During the lull in commercial tech innovation, the brokers who succeeded were able to manage workflow and data mostly through sheer will and manual labor. They continued to make the best of often crude old-school tools, with results that were sometimes pretty ugly.

What’s Changed in Recent Years

About five years ago, the commercial tech landscape began to shift again, and that’s where it gets interesting. Notably, a bunch of young, hungry brokers got tired of inefficient processes and decided to do something about it. Innovators and entrepreneurs came out of commercial real estate—CompStak’s Michael Mandel, Nic Romito and Ryan Masiello at VTS, Hightower founder Brandon Weber, Jonathan Wasserstrum of SquareFoot, Transcend CRE’s Patrick Braswell, and yours truly—and decided it was time to take technology further and make it simpler so commercial brokers would be willing to get over their fears and doubts and the learning curve of implementation. These people said, “Enough is enough. It’s time to move commercial real estate tech forward.”

Their visions were made possible in large part by the cloud computing revolution, which lowered the cost and reduced other impediments to deliver modern technology to the commercial real estate world.

Then, in response—and in acknowledgement that the time was right—new technologies were adopted by tech-forward brokers, many of whom happened to be on the younger side. They saw some success and started to pressure their more established colleagues to adopt those technologies. And that brings us to today.

Something’s Happening, But It Isn’t Disintermediation

We’re currently observing a dramatic shift in commercial real estate. But it’s not about replacing the broker. It’s about work processes and how they’re shifting.

Today, a commercial broker can use data to prospect for clients and manage transactions in ways that were unimaginable even five years ago.
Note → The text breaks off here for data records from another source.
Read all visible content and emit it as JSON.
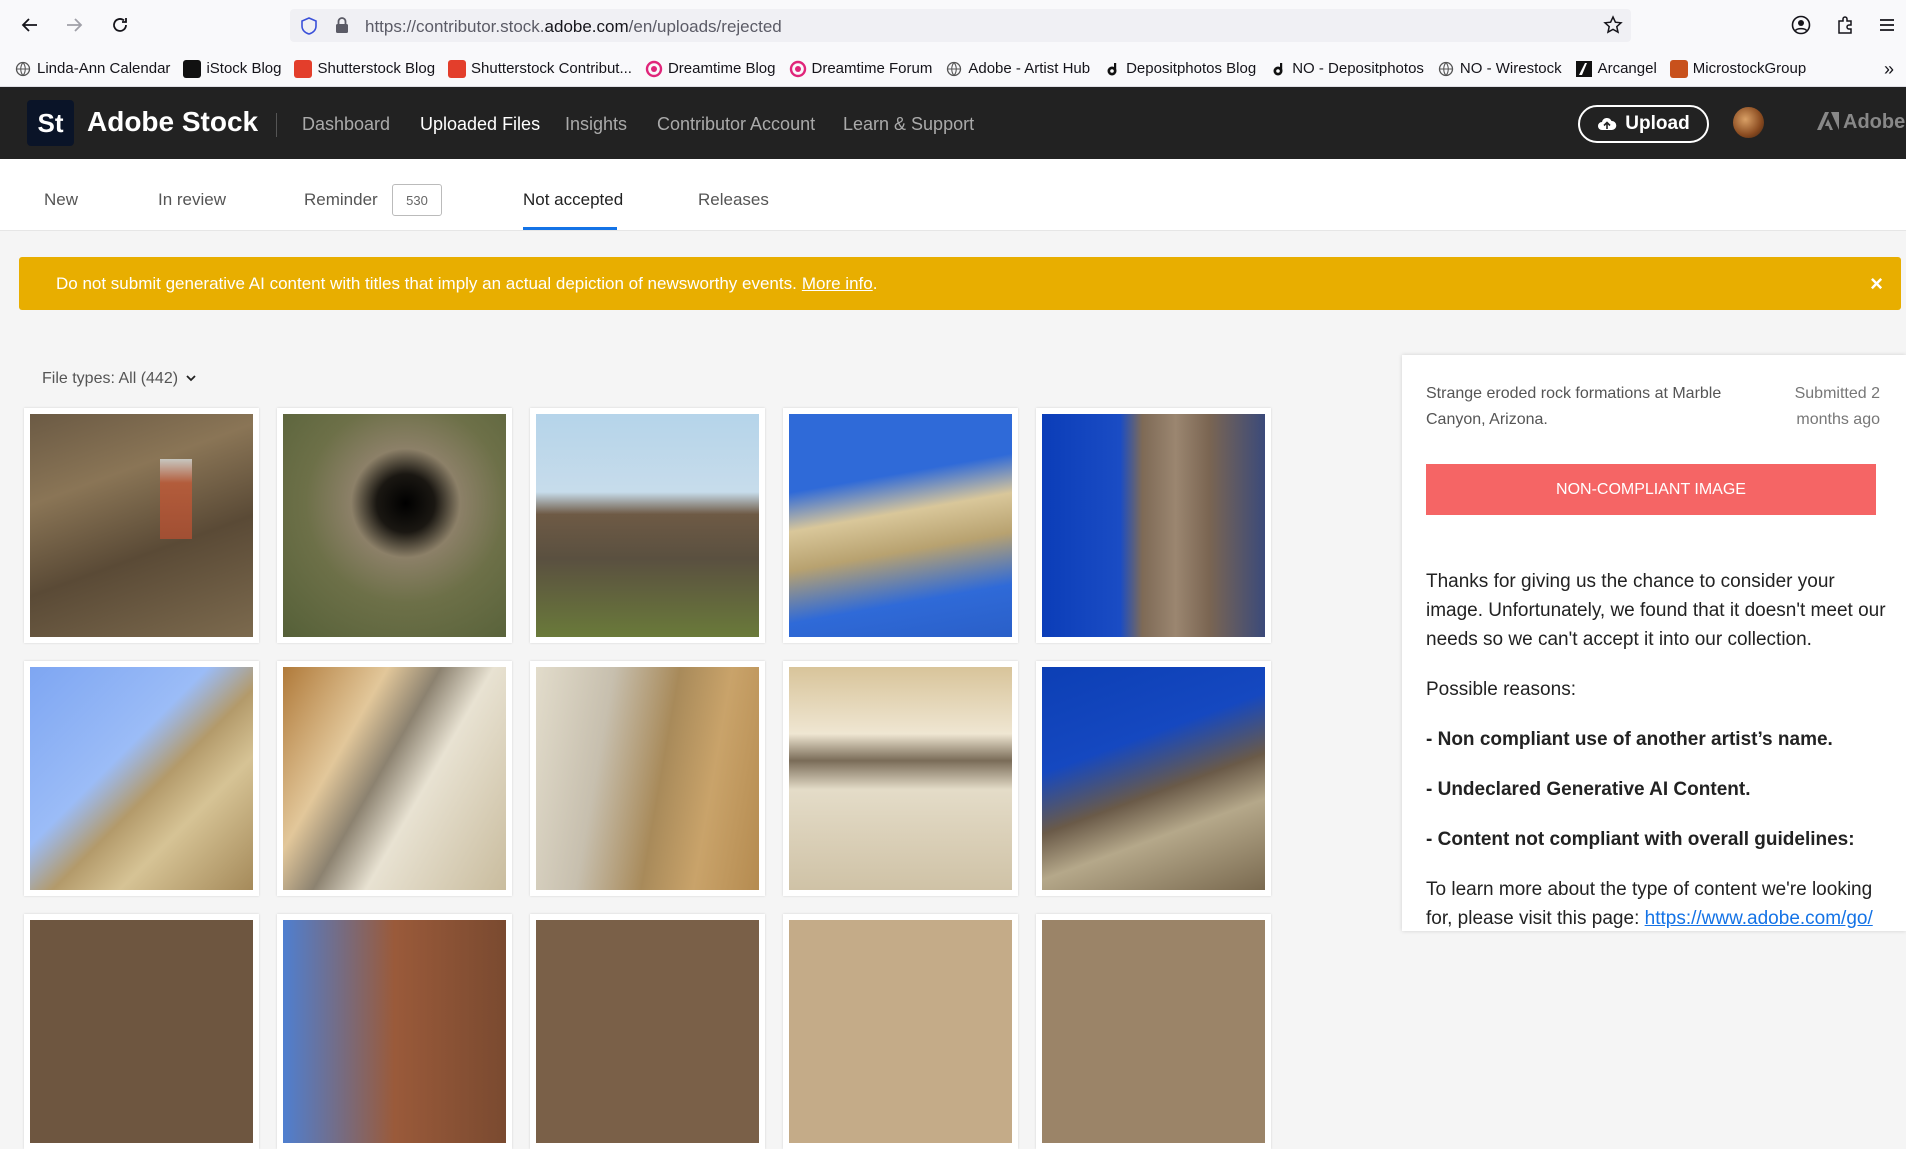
{
  "browser": {
    "url_prefix": "https://contributor.stock.",
    "url_domain": "adobe.com",
    "url_suffix": "/en/uploads/rejected"
  },
  "bookmarks": [
    {
      "label": "Linda-Ann Calendar",
      "icon": "globe-icon",
      "color": "#555555"
    },
    {
      "label": "iStock Blog",
      "icon": "istock-icon",
      "color": "#111111"
    },
    {
      "label": "Shutterstock Blog",
      "icon": "shutterstock-icon",
      "color": "#e33e2b"
    },
    {
      "label": "Shutterstock Contribut...",
      "icon": "shutterstock-icon",
      "color": "#e33e2b"
    },
    {
      "label": "Dreamtime Blog",
      "icon": "dreamstime-icon",
      "color": "#e0257a"
    },
    {
      "label": "Dreamtime Forum",
      "icon": "dreamstime-icon",
      "color": "#e0257a"
    },
    {
      "label": "Adobe - Artist Hub",
      "icon": "globe-icon",
      "color": "#555555"
    },
    {
      "label": "Depositphotos Blog",
      "icon": "depositphotos-icon",
      "color": "#111111"
    },
    {
      "label": "NO - Depositphotos",
      "icon": "depositphotos-icon",
      "color": "#111111"
    },
    {
      "label": "NO - Wirestock",
      "icon": "globe-icon",
      "color": "#555555"
    },
    {
      "label": "Arcangel",
      "icon": "arcangel-icon",
      "color": "#111111"
    },
    {
      "label": "MicrostockGroup",
      "icon": "microstockgroup-icon",
      "color": "#c8511c"
    }
  ],
  "header": {
    "logo_mark": "St",
    "logo_text": "Adobe Stock",
    "nav": [
      "Dashboard",
      "Uploaded Files",
      "Insights",
      "Contributor Account",
      "Learn & Support"
    ],
    "active_nav": "Uploaded Files",
    "upload_label": "Upload",
    "brand": "Adobe"
  },
  "tabs": {
    "items": [
      "New",
      "In review",
      "Reminder",
      "Not accepted",
      "Releases"
    ],
    "active": "Not accepted",
    "reminder_count": "530"
  },
  "alert": {
    "text": "Do not submit generative AI content with titles that imply an actual depiction of newsworthy events.",
    "link": "More info",
    "trailing": ".",
    "close": "×"
  },
  "filter": {
    "label": "File types: All (442)"
  },
  "panel": {
    "title": "Strange eroded rock formations at Marble Canyon, Arizona.",
    "submitted": "Submitted 2 months ago",
    "status": "NON-COMPLIANT IMAGE",
    "intro": "Thanks for giving us the chance to consider your image. Unfortunately, we found that it doesn't meet our needs so we can't accept it into our collection.",
    "reasons_heading": "Possible reasons:",
    "reasons": [
      "- Non compliant use of another artist’s name.",
      "- Undeclared Generative AI Content.",
      "- Content not compliant with overall guidelines:"
    ],
    "learn_more": "To learn more about the type of content we're looking for, please visit this page: ",
    "learn_more_link": "https://www.adobe.com/go/"
  },
  "colors": {
    "accent": "#1473e6",
    "alert": "#e8ae00",
    "status_badge": "#f56565",
    "header": "#222222"
  }
}
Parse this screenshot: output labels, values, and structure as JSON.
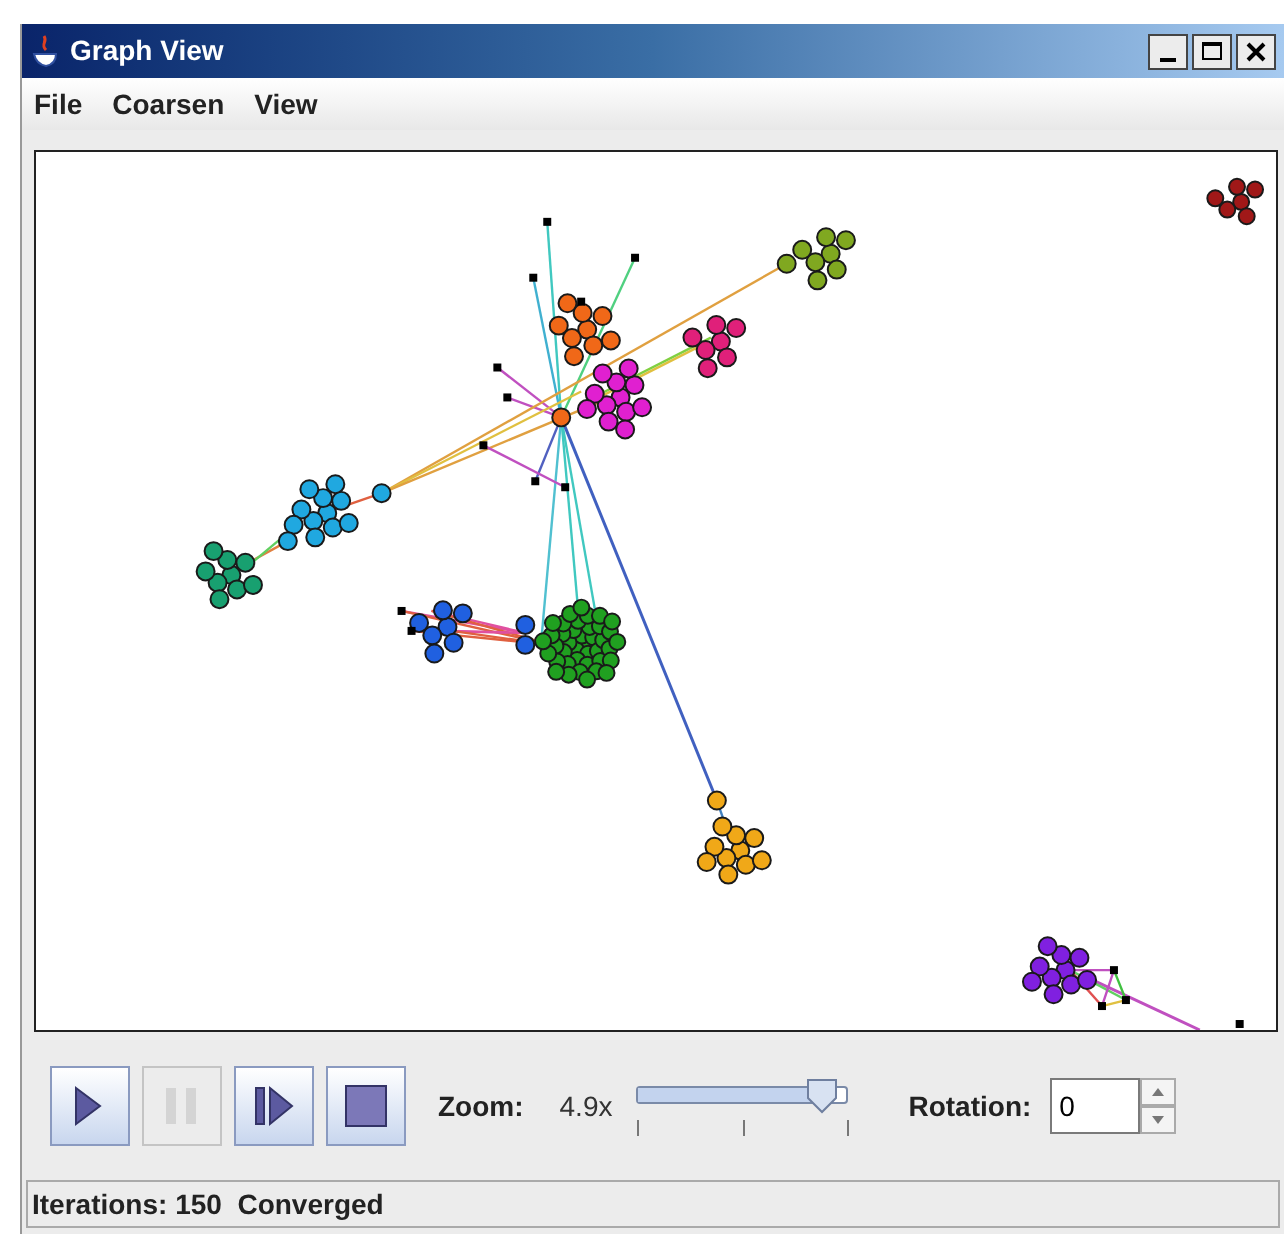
{
  "window": {
    "title": "Graph View"
  },
  "menu": [
    "File",
    "Coarsen",
    "View"
  ],
  "controls": {
    "buttons": [
      {
        "kind": "play",
        "disabled": false
      },
      {
        "kind": "pause",
        "disabled": true
      },
      {
        "kind": "step",
        "disabled": false
      },
      {
        "kind": "stop",
        "disabled": false
      }
    ],
    "zoom": {
      "label": "Zoom:",
      "reading": "4.9x",
      "level": 0.87
    },
    "rotation": {
      "label": "Rotation:",
      "value": "0"
    }
  },
  "status_bar": "Iterations: 150  Converged"
}
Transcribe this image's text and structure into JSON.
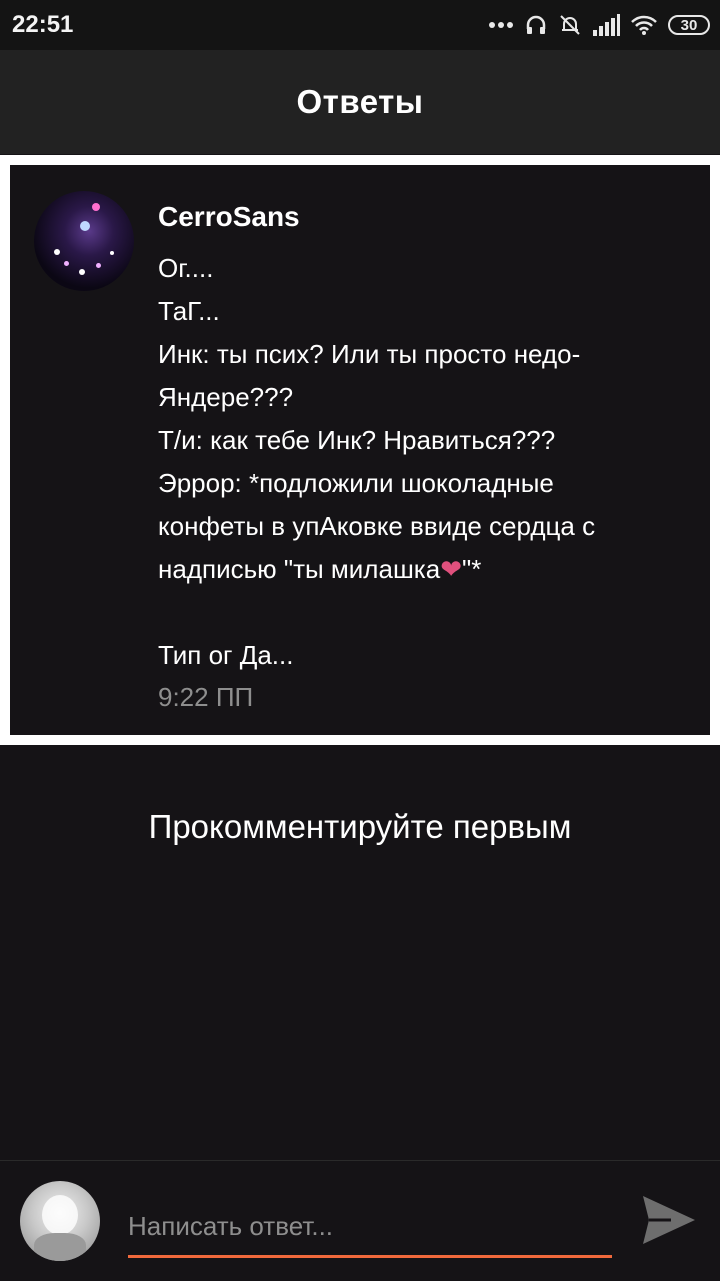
{
  "status_bar": {
    "time": "22:51",
    "battery": "30",
    "icons": [
      "more-dots-icon",
      "headphones-icon",
      "bell-muted-icon",
      "signal-icon",
      "wifi-icon",
      "battery-icon"
    ]
  },
  "header": {
    "title": "Ответы"
  },
  "post": {
    "author": "CerroSans",
    "lines": [
      "Ог....",
      "ТаГ...",
      "Инк: ты псих? Или ты просто недо-",
      "Яндере???",
      "Т/и: как тебе Инк? Нравиться???",
      "Эррор: *подложили шоколадные",
      "конфеты в упАковке ввиде сердца с",
      "надписью \"ты милашка"
    ],
    "heart_emoji": "❤",
    "line_end": "\"*",
    "closing": "Тип ог Да...",
    "time": "9:22 ПП"
  },
  "empty_state": "Прокомментируйте первым",
  "reply": {
    "placeholder": "Написать ответ...",
    "accent_color": "#f0693c"
  }
}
Two examples:

  • Cutting-edge CRM systems integrate data on tenants, buildings, submarkets, lease expiration dates and more, so that when a broker calls a prospect or client, he or she has a treasure trove of information on one computer screen while talking to that contact. The same data can be shared by all members of the broker’s team so that everyone is in the loop. Duplicative, redundant tasks are eliminated.
  • Today’s technology also allows brokers to track and manage transactions entirely online from start to finish. Online deal books provide total visibility to brokers as they pursue an assignment, source leads, negotiate deals, review documents, and close. Every detail is electronically trackable, and the technology actually prompts brokers to advance transactions. No more spreadsheets. Goodbye, Gantt charts. Time to repurpose the whiteboard!

What’s Next

These days, other industries are talking about disruption via machine learning and artificial intelligence, but I suspect that’s a ways off for commercial real estate. Still, the technology is further along than we might think. Companies like Reonomy and Leverton are already leveraging tech in ways that not long ago we would have thought impossible by building tools for reading leases and piercing the corporate veil to find those pesky owners. In the future, I see a machine’s ability to read human emotion as something that could enhance brokers’ historical relationship-building value.

In the meantime, technology will continue to simplify the lives of brokers and their support staffs by optimizing workflow and making it easier for brokers to build relationships, maintain market expertise, and help their clients find and procure great properties. The commercial real estate broker isn’t going away, just adapting to a new future with technology that is light years ahead of where it was just a short time ago.